The judgment should be modified so as to provide that the amounts of illegal salaries paid the individual defendants which are to be restored to the corporation shall be the amounts paid said defendants as salaries, with interest, less such amounts as may be found to be a fair and reasonable compensation to said defendants for their services to said corporation outside of their official duties, with interest, and the case should be remitted to the referee to make such findings. And the judgment should be further modified to provide that said defendants meet as directors and after deducting from said amount so restored the eight per cent dividend on the preferred stock as in said judgment provided, they pay and distribute to each of the holders of the common stock, viz., plaintiff and said individual defendants, one equal fourth part of the balance of said moneys, deducting from the plaintiff’s share thereof the amounts paid by said ind'vidual defendants under the illegal agreement to plaintiff’s predecessors as trustees, with interest, and that said last named amounts be equally divided among and paid to said individual defendants, and as so modified affirmed, without costs.
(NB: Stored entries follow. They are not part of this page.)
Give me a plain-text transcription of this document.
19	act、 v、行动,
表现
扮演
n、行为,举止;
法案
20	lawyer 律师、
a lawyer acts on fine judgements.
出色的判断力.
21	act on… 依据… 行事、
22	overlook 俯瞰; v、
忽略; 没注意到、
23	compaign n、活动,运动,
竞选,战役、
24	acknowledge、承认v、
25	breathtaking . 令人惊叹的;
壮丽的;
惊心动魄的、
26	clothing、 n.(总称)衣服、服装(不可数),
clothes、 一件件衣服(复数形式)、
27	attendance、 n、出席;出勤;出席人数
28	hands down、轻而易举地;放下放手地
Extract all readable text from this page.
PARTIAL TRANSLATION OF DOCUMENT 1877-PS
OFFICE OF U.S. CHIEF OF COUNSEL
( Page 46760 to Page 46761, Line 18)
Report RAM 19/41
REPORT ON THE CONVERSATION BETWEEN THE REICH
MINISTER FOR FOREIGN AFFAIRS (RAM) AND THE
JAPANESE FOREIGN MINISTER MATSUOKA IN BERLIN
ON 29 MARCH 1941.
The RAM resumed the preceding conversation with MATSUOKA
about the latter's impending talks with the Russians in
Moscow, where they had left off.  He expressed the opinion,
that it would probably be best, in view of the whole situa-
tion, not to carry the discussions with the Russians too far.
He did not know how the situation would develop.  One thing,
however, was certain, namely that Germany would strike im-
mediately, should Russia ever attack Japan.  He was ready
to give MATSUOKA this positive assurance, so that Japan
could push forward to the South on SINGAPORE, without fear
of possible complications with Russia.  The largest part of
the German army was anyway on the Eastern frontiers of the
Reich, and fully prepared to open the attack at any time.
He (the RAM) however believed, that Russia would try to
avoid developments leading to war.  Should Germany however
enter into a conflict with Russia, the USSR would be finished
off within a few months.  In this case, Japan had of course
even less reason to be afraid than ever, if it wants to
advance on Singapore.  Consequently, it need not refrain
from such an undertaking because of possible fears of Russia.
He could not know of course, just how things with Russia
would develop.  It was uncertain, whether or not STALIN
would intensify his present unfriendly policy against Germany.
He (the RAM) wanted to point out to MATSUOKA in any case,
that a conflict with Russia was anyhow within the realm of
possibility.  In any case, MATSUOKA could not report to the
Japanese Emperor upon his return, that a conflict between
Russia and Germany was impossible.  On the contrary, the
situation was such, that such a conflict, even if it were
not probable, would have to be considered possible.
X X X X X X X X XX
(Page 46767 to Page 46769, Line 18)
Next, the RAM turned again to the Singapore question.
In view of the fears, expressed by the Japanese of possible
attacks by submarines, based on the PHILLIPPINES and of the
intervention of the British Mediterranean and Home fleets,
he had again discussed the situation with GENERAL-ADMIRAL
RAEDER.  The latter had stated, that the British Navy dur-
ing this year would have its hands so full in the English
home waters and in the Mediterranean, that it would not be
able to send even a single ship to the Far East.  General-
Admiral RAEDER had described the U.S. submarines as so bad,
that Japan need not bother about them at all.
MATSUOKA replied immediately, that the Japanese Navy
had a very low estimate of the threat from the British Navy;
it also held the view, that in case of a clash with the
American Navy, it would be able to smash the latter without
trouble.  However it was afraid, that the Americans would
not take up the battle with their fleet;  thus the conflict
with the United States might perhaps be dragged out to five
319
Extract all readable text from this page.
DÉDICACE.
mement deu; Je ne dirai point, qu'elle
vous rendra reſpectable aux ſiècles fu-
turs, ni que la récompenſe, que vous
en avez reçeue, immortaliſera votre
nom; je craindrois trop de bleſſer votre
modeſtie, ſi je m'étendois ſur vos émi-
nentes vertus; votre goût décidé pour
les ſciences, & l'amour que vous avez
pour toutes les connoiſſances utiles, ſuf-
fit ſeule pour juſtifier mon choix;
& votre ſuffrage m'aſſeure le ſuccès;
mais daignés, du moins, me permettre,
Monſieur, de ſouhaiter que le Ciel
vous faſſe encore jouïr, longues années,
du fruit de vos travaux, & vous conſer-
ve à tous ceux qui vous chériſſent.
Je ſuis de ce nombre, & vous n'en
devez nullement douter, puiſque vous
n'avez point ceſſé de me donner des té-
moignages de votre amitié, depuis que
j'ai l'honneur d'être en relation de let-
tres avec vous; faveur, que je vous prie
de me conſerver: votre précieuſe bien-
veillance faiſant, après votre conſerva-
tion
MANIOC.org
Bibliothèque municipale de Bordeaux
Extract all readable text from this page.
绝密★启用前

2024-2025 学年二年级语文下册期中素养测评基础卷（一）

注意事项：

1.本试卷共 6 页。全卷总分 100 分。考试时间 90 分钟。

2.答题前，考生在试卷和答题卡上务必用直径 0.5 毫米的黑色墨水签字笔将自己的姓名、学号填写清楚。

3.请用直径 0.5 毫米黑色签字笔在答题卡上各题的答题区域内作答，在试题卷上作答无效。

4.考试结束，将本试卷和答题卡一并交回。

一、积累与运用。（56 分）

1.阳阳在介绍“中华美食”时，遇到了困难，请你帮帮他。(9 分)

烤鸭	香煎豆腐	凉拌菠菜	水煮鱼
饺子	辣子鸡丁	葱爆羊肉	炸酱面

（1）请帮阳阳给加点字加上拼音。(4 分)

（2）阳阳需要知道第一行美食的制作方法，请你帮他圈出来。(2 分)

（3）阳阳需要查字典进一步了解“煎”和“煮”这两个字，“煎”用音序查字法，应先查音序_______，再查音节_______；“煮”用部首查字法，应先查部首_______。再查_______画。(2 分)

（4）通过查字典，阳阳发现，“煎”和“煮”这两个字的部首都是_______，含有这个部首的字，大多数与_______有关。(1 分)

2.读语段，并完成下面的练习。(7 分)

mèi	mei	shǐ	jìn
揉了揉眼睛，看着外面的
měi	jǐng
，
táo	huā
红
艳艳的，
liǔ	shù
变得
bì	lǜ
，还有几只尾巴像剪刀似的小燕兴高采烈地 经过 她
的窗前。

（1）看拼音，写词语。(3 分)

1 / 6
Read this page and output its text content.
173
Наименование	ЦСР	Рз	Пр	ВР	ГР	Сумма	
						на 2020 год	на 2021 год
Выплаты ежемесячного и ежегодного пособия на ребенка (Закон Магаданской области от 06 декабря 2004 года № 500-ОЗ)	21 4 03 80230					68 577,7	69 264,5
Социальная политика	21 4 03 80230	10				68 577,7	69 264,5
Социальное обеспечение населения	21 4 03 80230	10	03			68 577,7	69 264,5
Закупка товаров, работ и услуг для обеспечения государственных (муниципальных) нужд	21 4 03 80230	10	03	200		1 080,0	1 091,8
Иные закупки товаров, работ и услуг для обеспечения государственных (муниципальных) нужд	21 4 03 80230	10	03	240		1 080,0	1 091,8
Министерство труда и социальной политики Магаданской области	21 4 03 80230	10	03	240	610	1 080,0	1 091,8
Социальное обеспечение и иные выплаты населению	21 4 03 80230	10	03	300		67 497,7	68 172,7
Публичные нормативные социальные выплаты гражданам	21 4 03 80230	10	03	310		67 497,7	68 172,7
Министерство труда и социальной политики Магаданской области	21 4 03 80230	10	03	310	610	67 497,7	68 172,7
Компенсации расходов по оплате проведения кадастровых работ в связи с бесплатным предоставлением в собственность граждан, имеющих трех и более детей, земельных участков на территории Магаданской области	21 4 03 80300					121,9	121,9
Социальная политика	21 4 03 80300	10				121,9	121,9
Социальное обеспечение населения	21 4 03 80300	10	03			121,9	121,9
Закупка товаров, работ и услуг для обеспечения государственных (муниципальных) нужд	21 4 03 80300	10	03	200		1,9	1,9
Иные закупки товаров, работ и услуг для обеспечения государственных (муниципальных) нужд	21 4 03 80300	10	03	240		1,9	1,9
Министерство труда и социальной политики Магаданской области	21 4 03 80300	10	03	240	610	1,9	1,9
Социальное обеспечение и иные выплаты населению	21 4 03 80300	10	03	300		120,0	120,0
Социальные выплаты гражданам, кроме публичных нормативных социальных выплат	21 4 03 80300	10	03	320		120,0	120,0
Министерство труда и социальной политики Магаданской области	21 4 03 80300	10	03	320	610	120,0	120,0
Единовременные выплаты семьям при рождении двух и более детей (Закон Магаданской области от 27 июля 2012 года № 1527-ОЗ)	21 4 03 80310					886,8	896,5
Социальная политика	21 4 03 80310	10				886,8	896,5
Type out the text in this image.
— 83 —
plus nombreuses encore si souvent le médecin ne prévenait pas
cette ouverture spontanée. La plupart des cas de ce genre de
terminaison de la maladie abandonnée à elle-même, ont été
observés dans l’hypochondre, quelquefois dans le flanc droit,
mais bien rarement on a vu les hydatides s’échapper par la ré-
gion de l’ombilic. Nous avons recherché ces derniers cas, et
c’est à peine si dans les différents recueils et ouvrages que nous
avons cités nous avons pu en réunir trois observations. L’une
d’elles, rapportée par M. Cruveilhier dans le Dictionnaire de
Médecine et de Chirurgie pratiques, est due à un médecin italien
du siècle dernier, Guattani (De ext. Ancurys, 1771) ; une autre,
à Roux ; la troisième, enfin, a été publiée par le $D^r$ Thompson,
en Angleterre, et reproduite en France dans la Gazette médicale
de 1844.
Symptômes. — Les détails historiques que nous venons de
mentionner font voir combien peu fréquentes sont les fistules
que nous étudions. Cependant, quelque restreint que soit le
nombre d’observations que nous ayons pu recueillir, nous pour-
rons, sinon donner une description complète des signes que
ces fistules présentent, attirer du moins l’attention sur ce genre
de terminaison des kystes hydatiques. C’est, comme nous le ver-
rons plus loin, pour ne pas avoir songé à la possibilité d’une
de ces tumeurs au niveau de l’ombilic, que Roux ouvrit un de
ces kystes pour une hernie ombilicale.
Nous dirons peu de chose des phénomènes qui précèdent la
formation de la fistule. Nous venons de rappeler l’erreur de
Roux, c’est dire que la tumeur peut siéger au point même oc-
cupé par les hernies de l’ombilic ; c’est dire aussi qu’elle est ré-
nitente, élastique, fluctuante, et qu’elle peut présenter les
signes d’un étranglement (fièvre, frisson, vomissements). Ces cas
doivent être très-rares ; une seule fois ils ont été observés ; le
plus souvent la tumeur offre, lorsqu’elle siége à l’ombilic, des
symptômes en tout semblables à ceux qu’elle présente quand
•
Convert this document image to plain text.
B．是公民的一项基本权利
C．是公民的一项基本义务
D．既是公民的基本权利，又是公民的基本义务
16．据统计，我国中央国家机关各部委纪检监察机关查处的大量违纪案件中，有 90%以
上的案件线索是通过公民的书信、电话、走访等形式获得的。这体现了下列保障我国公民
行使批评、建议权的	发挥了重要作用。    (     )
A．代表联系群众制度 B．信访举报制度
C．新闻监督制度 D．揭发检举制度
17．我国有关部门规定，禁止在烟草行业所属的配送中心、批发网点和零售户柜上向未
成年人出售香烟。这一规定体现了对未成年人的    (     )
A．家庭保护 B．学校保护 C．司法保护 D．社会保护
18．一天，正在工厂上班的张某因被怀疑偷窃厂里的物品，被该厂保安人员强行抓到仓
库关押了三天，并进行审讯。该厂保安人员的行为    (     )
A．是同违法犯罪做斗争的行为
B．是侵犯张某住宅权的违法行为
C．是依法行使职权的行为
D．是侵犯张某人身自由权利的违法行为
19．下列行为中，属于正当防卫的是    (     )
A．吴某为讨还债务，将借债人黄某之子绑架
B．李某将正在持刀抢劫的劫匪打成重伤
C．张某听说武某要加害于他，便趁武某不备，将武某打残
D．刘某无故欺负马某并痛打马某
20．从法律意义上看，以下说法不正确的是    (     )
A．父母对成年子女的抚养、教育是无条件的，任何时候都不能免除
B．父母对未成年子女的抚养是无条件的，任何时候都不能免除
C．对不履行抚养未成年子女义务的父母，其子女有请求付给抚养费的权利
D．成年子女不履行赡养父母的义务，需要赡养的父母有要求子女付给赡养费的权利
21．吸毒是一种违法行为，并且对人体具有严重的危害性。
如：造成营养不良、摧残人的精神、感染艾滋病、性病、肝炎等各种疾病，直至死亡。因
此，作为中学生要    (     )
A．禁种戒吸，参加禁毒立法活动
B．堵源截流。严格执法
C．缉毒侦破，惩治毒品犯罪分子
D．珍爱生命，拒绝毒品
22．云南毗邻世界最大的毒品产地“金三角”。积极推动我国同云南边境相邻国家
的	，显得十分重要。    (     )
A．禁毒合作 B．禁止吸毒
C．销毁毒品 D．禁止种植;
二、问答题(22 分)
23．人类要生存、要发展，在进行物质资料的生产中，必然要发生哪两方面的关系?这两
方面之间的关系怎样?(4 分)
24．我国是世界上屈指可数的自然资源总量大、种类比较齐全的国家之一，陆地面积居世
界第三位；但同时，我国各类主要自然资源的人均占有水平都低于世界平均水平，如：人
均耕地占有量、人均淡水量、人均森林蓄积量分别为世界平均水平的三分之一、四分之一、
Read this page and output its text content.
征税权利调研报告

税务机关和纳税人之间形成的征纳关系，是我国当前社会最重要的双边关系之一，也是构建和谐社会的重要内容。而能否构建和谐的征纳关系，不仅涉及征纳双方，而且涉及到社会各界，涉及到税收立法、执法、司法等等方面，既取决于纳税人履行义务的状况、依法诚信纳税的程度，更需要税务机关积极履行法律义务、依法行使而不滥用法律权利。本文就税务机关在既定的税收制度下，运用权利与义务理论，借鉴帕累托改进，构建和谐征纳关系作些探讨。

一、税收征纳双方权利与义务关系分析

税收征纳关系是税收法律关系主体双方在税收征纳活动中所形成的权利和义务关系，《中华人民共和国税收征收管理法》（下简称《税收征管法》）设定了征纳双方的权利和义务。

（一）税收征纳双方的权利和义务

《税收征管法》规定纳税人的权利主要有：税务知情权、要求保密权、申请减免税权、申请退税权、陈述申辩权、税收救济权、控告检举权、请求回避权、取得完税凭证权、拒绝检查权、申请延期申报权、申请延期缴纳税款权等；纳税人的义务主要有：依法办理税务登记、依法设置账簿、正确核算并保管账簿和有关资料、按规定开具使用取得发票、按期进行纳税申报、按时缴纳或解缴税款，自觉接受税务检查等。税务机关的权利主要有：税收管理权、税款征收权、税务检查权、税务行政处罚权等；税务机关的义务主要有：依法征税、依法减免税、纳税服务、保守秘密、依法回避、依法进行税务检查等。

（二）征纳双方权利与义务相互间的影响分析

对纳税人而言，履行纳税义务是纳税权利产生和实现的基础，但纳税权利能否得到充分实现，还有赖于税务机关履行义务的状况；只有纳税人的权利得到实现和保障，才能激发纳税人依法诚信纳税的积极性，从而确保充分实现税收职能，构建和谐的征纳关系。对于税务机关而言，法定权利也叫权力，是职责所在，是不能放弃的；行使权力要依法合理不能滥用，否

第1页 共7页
New findings and conclusions are directed to be made by the referee in accordance with the order to be entered upon this decision, and new final judgment upon the present record and the said new findings and conclusions shall be entered as a substitute for the present judgment, which new judgment shall also specify the amount to be paid by each defendant, and also the amounts to be received by the parties entitled thereto. The case is remitted to the referee to proceed accordingly.
Blackmar, P. J., Jaycox and Young, JJ., concur; Kelby, J., dissents and reads for reversal and dismissal of the complaint, with whom Kelly, J., concurs.